Vulkan is Android’s preferred interface to the GPU. Therefore, Android 15 includes ANGLE as an optional layer for running OpenGL ES on top of Vulkan. Moving to ANGLE will standardize the Android OpenGL implementation for improved compatibility, and, in some cases, improved performance. You can test out your OpenGL ES app stability and performance with ANGLE by enabling the developer option in Settings -> System -> Developer Options -> Experimental: Enable ANGLE on Android 15.

↫ Android developer blog

You can install Android 15 beta 2 on a number f Pixel devices and devices from other OEMs starting today. I installed it on my Pixel 8 Pro, and after a few hours I haven’t really noticed anything breaking, but that’s really not enough time to make any meaningful observations.

Google also detailed Wear OS 5.

Later this year, battery life optimizations are coming to watches with Wear OS 5. For example, running an outdoor marathon will consume up to 20% less power when compared to watches with Wear OS 4. And your fitness apps will be able to help improve your performance with the option to support more data types like ground contact time, stride length and vertical oscillation.

↫ Android developer blog

Wear OS 5 will also improve the Watch Face Format with more complications, which is very welcome, because the selection of complications is currently rather meager. Wear OS 5 will also ship later this year.

Raspberry Pi officially announces intent to IPO

As expected earlier this year, Raspberry Pi is going public on the stock exchange in London. Back then, CEO Eben Upton said he did not expect the IPO to change how Raspberry Pi did things, but history tells us that initial public offerings tend to, well, change how companies do things. In their official announcement that they intend to hold an IPO, there’s an incredibly interesting and telling contradiction, as noted by @yassie_j on MastoAkkoma:

Raspberry Pi, in their listing press release, says: The Enthusiast and Education market is the “heart” of the Raspberry Pi movement.

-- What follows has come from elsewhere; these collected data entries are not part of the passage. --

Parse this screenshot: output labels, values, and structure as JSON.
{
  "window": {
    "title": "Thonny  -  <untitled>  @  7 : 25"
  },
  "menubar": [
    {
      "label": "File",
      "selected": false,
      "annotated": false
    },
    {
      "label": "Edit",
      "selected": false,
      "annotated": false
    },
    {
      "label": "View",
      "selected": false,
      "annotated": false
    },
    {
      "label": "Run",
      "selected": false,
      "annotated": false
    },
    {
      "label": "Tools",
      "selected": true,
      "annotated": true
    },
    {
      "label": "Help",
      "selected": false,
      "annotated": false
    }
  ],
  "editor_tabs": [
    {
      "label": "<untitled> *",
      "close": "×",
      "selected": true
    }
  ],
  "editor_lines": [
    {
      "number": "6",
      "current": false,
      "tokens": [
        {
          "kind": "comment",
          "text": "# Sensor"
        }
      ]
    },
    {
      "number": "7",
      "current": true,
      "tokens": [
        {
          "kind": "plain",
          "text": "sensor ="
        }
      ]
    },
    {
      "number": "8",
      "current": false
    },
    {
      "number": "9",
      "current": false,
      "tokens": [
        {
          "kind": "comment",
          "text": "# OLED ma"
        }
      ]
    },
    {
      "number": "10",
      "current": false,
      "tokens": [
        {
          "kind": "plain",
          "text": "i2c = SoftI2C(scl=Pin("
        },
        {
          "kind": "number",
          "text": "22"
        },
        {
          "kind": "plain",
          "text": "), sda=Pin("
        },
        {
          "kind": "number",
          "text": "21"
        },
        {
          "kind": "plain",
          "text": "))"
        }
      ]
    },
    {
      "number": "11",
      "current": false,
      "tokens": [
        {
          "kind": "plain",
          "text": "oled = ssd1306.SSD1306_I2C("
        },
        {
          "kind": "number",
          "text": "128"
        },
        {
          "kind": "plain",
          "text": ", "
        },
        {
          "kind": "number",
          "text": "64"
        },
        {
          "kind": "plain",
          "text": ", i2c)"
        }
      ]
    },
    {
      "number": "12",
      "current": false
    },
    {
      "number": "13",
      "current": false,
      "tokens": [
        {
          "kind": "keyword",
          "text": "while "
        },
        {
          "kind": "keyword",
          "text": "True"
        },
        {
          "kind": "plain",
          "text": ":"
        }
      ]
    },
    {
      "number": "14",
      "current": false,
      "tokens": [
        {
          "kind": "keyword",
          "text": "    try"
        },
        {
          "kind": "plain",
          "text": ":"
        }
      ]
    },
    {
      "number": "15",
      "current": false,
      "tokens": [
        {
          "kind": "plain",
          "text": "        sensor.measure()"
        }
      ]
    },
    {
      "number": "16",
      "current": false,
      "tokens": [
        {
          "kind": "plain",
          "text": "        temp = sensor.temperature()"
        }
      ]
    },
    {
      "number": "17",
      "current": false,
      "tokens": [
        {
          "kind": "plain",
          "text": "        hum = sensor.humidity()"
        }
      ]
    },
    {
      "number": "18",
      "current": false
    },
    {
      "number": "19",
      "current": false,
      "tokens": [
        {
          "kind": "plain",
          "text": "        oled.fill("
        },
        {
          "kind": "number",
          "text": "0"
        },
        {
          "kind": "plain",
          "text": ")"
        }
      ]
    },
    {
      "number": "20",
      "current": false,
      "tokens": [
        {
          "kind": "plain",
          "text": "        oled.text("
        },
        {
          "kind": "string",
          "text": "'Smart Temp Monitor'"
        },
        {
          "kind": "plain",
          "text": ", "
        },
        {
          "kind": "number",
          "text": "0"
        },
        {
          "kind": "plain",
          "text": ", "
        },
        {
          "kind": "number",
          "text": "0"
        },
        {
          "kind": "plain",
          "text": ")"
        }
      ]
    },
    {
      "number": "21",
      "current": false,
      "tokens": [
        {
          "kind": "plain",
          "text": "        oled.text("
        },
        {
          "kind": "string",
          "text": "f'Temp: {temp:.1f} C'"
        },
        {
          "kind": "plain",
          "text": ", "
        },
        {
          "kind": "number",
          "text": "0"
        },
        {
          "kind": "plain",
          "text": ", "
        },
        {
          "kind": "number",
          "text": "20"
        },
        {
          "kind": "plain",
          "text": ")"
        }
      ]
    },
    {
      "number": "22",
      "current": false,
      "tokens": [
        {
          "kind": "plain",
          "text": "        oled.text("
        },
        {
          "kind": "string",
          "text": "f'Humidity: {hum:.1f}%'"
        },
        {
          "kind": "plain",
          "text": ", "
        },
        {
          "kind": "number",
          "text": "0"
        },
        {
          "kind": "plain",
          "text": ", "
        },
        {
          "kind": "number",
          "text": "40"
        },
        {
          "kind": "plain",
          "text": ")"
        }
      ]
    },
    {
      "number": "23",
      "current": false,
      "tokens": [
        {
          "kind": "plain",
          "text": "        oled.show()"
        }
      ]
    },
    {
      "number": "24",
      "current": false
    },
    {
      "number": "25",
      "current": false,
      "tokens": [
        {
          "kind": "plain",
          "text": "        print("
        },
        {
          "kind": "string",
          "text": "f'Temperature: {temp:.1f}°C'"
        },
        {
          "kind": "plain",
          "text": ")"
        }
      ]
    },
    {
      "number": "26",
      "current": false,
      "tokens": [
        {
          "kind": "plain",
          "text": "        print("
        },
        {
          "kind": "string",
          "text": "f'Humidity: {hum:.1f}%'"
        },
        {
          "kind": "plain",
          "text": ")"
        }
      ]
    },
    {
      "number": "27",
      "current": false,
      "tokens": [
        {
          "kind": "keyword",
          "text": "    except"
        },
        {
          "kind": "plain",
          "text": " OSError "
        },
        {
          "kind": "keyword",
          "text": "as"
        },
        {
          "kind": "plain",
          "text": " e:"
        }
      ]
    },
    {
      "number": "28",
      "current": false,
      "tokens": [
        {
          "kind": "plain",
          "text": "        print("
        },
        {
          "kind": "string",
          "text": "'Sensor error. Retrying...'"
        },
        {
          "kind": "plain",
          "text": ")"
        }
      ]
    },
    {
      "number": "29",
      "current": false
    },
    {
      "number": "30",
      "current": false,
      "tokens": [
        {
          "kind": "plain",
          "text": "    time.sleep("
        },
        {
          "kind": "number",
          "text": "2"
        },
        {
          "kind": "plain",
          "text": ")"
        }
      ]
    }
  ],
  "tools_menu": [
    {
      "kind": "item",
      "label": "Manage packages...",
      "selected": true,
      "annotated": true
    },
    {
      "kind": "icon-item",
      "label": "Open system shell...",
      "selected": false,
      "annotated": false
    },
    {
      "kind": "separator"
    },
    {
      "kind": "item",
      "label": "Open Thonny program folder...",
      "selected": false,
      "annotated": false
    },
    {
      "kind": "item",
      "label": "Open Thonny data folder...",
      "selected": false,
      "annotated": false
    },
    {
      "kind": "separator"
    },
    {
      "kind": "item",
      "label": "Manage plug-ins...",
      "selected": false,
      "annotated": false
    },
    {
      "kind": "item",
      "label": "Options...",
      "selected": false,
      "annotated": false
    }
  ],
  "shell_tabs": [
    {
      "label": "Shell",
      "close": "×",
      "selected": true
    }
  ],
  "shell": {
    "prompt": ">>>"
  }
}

But also says: Industrial and Embedded market […] accounts [for] over 72 per cent

So the heart seems to be going neglected, it seems, because there’s no way you’re going to not cash in on industrial applications. Especially when you’ve just done a big IPO.

↫ @yassie_j on Akkoma

This exactly illustrates the fears we all have about what an IPO is going to mean for Raspberry Pi. It’s already become increasingly more difficult for enthusiasts to get their hands on the latest Raspberry Pi models, but once the IPO’s done and there’s shareholders breathing down their neck, that will most likely only get worse. If the industrial and embedded market is where you’re making most of your money, where do you think Raspberry Pi devices are going to end up?

Luckily the market’s a lot bigger and more varied now than it was back when Raspberry Pi was new, so we have a wide variety of options to choose from. Still, I’m definitely worried about what Raspberry Pi, as a company, will look like five, ten years from now.